Sokak ortasında bir küçük bir savaş oyunu. Sokaklar cephe. Cephede ise kurşun askerler. Hepsi çocuk! Hepsi bir masalın kahramanı olmaya soyunmuşlar. Kahraman olmak için yanlış cephede olduklarını bilmiyor çocuklar. Erken yaşta sokağın kuytusuyla, soğuğuyla, başı boşluğuyla tanışan bu çocuklar benim yurdumun çocukları! Ne istediğini bilmeyen, kim nereye itelerse oraya giden çocuklar. Ellerine taş verilirse atarlar. Neden, kime, niçin diye sormadan atarlar! Çünkü küçük bir taşın neler yapabileceğini düşünemezler. Taş bir kuşa, kediye gelse belki üzülürler. Taşı bir kediye ya da kuşa atamazlar! Ama taşı bir insana atabilirler.. Masal ya bu! Oyun ya bu! Büyüklerinden gördüklerini yapar çocuklar. Sokakta gördüklerini yapan çocuklar!
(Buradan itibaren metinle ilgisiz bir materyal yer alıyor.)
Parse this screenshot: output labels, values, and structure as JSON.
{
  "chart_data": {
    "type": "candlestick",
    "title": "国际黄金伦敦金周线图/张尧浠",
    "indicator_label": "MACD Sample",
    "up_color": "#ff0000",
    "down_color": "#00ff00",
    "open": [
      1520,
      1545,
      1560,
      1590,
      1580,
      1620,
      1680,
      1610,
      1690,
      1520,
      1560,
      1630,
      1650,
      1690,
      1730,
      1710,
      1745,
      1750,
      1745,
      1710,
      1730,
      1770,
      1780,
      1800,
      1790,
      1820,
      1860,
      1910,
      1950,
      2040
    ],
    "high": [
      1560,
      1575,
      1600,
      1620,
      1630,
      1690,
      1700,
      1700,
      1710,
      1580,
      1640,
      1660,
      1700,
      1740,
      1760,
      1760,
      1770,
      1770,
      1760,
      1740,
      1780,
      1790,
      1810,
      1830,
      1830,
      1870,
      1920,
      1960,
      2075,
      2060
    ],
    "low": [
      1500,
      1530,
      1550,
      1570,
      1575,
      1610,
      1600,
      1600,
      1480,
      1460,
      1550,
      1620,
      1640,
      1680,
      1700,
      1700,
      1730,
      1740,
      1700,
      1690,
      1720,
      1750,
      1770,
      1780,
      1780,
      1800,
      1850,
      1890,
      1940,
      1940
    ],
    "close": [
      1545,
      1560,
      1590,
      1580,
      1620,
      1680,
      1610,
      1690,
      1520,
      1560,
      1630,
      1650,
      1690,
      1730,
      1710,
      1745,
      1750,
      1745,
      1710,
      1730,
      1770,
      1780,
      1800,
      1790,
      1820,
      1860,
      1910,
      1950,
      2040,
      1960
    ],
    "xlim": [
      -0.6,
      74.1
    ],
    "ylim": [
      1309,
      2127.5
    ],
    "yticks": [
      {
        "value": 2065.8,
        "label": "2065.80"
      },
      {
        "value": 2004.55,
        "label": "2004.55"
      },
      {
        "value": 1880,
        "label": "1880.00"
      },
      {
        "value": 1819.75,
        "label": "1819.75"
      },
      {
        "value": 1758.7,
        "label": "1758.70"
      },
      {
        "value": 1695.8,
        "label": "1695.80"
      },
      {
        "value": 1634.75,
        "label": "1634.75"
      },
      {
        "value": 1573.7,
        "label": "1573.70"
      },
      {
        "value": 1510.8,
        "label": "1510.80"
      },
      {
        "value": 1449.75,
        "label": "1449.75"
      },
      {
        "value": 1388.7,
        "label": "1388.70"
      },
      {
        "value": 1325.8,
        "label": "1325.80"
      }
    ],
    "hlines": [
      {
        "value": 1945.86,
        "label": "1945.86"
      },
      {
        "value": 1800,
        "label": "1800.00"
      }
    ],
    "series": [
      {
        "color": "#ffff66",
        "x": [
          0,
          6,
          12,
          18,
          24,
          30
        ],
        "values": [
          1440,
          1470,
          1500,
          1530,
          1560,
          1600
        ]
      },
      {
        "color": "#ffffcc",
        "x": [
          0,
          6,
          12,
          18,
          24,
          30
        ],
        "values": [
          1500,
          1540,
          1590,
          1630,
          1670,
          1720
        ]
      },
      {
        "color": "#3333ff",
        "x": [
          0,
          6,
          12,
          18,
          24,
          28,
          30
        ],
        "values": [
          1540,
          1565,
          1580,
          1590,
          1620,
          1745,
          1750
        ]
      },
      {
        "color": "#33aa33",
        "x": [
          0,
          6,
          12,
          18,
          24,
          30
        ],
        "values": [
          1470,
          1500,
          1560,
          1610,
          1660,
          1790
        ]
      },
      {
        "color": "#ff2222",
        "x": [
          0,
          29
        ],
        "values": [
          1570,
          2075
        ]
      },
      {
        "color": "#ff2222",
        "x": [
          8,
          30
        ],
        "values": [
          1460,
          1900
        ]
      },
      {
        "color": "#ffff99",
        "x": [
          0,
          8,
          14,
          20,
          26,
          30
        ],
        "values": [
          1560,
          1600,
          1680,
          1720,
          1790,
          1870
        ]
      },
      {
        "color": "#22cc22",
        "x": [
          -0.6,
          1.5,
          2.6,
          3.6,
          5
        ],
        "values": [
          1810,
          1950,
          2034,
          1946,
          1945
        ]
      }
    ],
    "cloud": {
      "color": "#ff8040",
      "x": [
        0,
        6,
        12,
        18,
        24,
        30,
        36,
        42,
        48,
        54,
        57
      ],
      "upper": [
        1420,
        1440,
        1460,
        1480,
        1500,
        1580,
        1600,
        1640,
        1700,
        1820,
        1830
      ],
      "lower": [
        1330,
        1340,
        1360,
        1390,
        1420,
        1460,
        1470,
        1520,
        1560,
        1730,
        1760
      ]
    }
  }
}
O sokaklar boş ve ıssız. Gidilecek ne sıcak bir okul var, ne de dinlenilecek bir masal. Evde aş var mı, huzur ve sevgi var mı, yatacak bir yatak var mı? On kişi içinde adını anımsayan var mı! Ona sevgiyle evladım diyen var mı? Çocuk eline taş almış neden diye soran var mı?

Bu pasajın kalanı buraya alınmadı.